Moreover, systematic problems are caused by all four of the ‘four freedoms’ that are at the core of the Treaty of Rome: the freedom to move capital, products, ‘services’ and labour all over the EU. The four freedoms constitute a bosses charter: they form together a key demand of exploitative international Capital, a demand that should be rejected. There is no Leftist case for an unreformed EU.

There are tremendous structural difficulties in the way of reforming the EU to address most of these problems/tendencies. One of us (Jones) is frankly sceptical that there is any chance of such reforms succeeding. The other of us (Read) is determined to try. But both of us agree that an EU which does not undertake such reforms is not something that Greens should offer a blank cheque to.

We are in the early stages of an EU-referendum campaign in the UK. If that campaign is fought on the basis of ‘We love the EU!’, it will probably be lost, and it will certainly accentuate the sense of alienation among the enormous number of Britons who feel that there is something wrong with the EU. There IS something wrong with the EU: we need to name it, and (if we are not to quit the EU) seek to change it. If we leave the EU-reform agenda to David Cameron (!), we are condemning ourselves to political irrelevance and the EU to becoming in practice and on balance even more of a dogmatically anti-ecological pro-growthist pro-big-business centralising undemocratic organisation than it already is.

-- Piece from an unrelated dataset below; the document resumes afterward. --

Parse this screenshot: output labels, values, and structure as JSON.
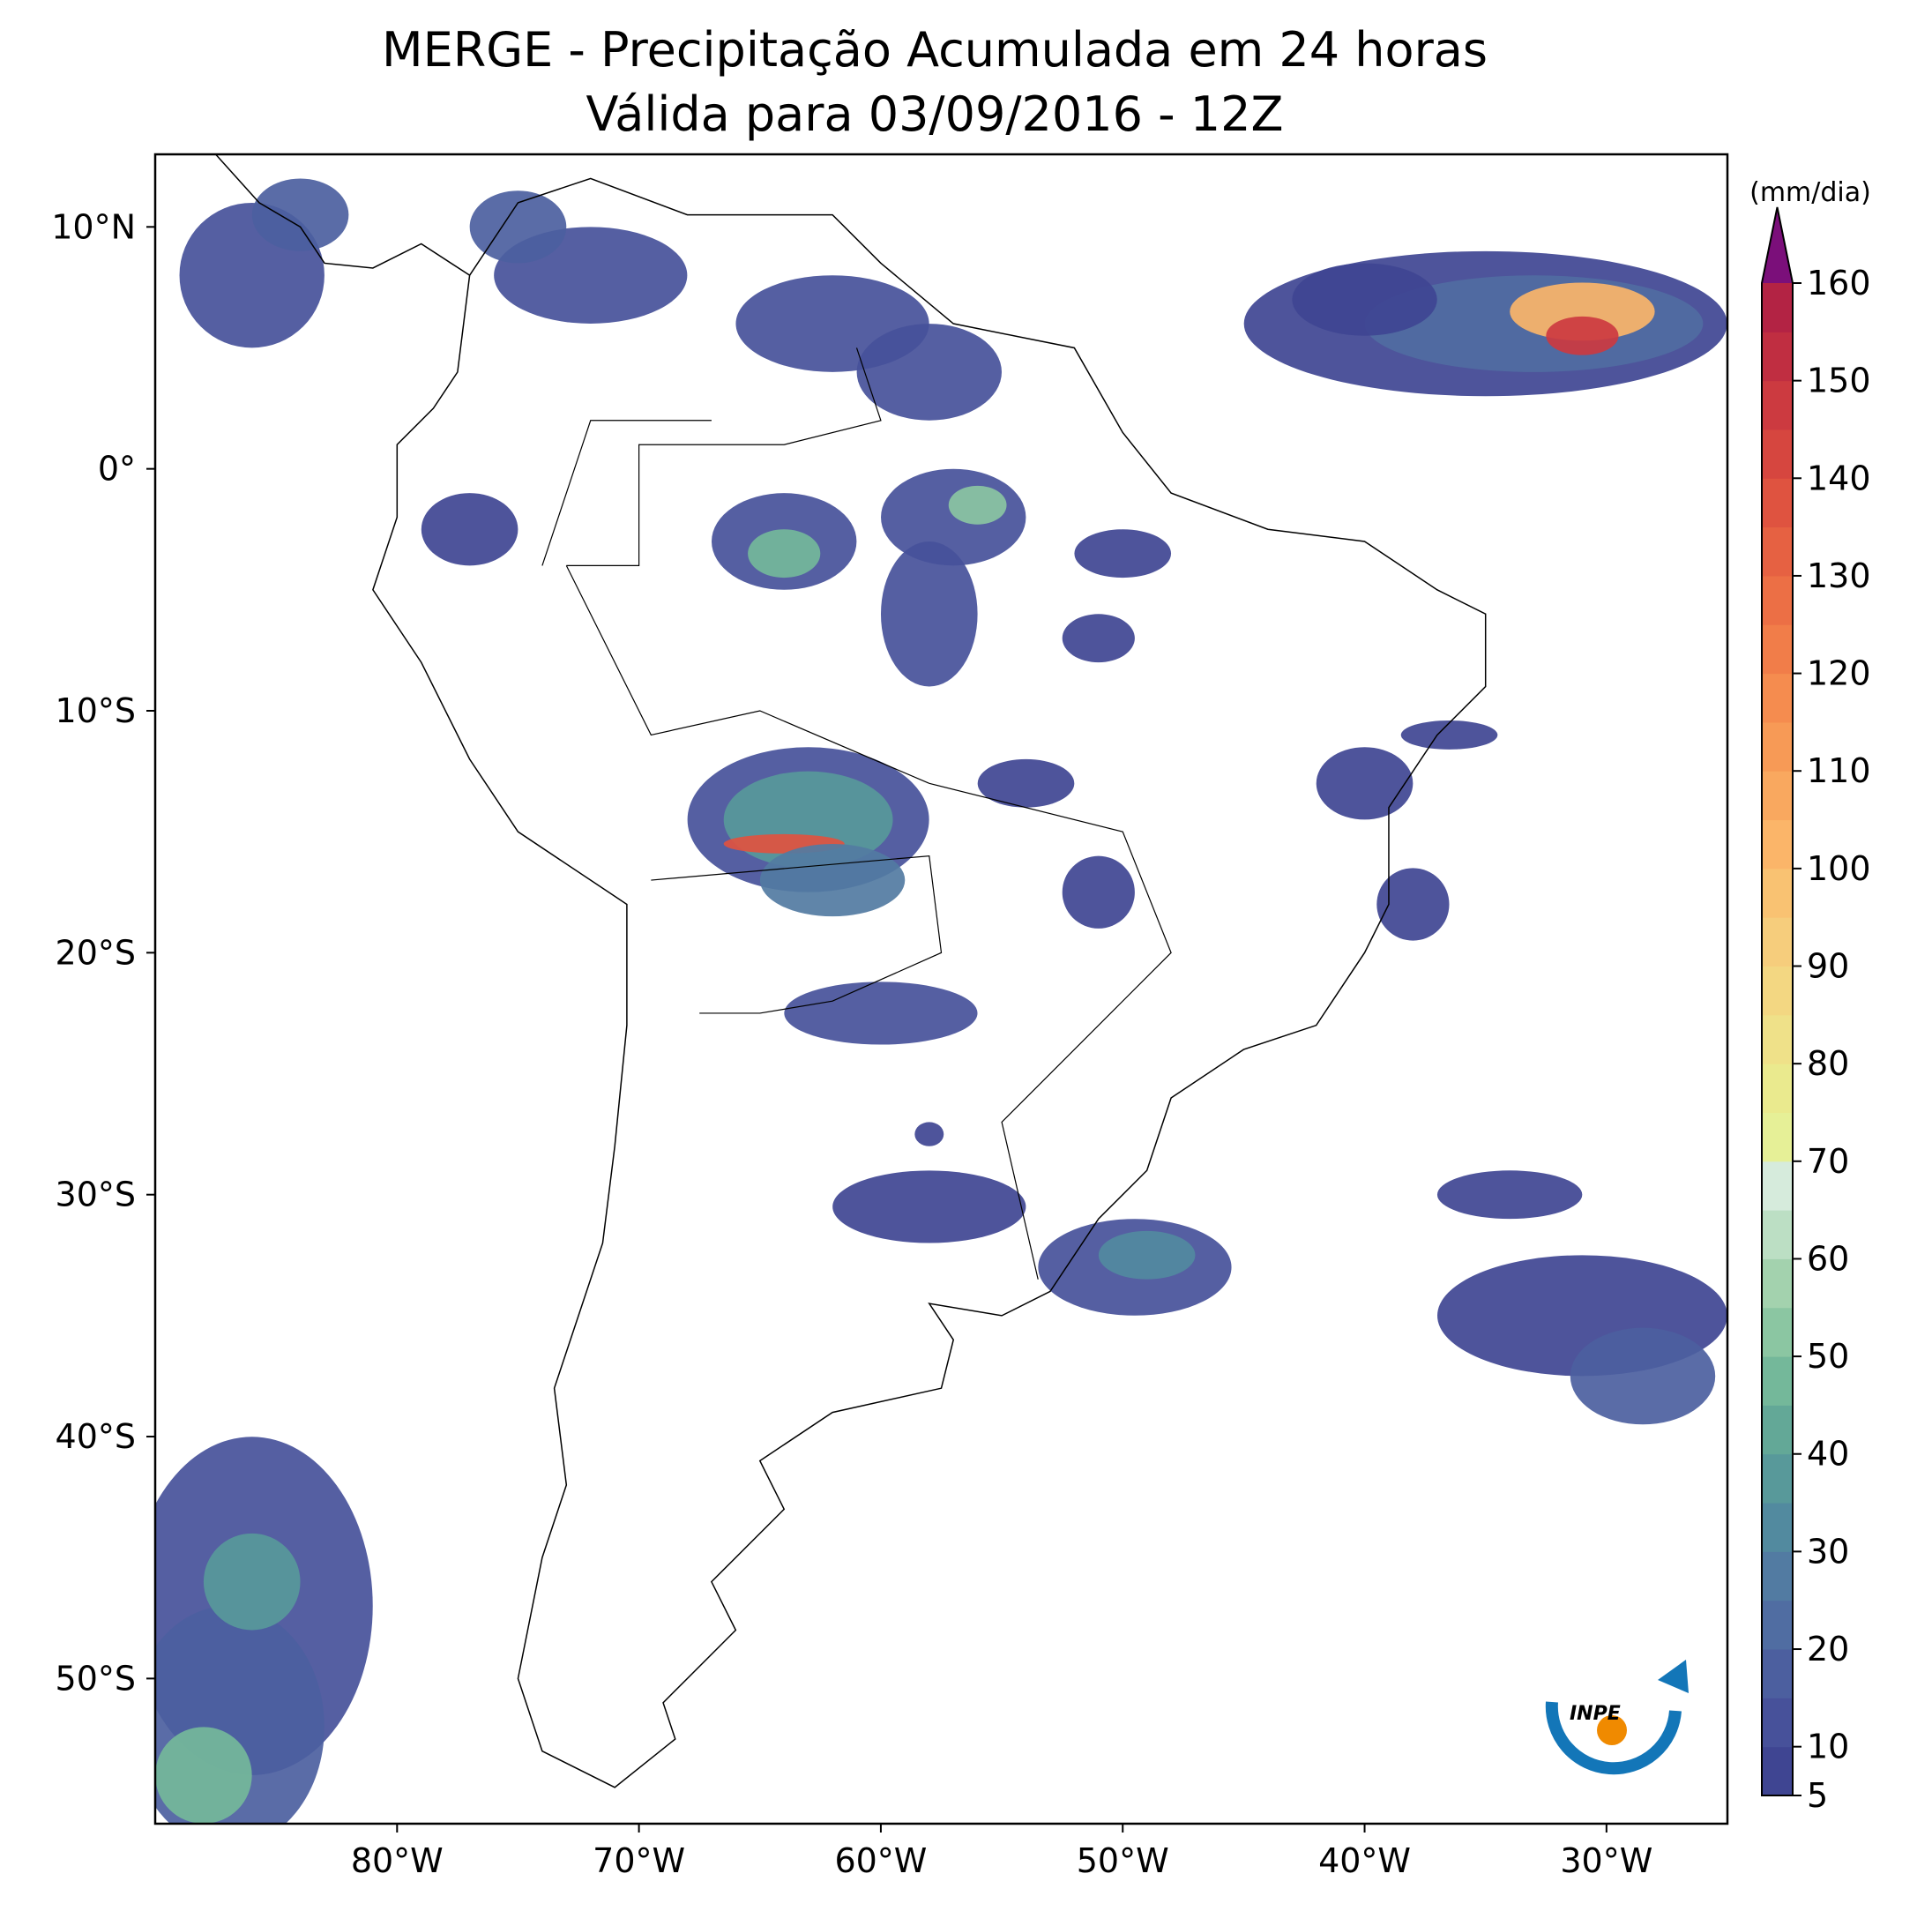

Moreover, just as Syriza’s negotiating position has been weakened by the fact that it is unwilling to countenance leaving the Euro, so we all lack any leverage so long as we are in effect willing for the EU to be as bad as it wants in as many respects as it wants… Until there are more voices joining ours in saying ‘So far and no further’ – until the kinds of changes that the Conservatives want (which would of course on balance make the EU even worse) are opposed by proposed changes pointing basically in the opposite direction – until there is a campaign to remake the EU in a greener image (for example) then one is batting on a losing wicket, and chasing an image of the EU that no longer reflects reality, if it ever did.

Those who want to stop TTIP, who want to aid countries like Greece, and who want to restore a social and democratic and ecological emphasis to Europe need to be consistently constructively-critical of the EU’s pro-‘globalisation’ agenda, and not to be merely blandly and crudely EU-philic. If Greens echo the LibDems’ or Labour’s vacant pro-gigantism EU-philic agenda, then we are missing a historic opportunity to set out the kinds of reasons for a radically different approach that were first brilliantly couched in Mike Woodin’s and Caroline Lucas’s book, Green Alternatives To Globalisation. Let’s not insult the intelligence of the British electorate: let’s tell the truth, and seize the moral high ground of being the true friends of the EU-project… by calling for its radical reform in the direction outlined above, as a condition for our campaigning to remain in it.

For make no mistake: a pro-TTIP EU and an EU determined to evacuate democracy in Greece of its meaning and to force the selling off of its assets – exactly what the left-green Syriza government came into power determined not to do! – is not an EU worth having.

Rupert Read is a Reader in Philosophy at the University of East Anglia, and Chair of Green House.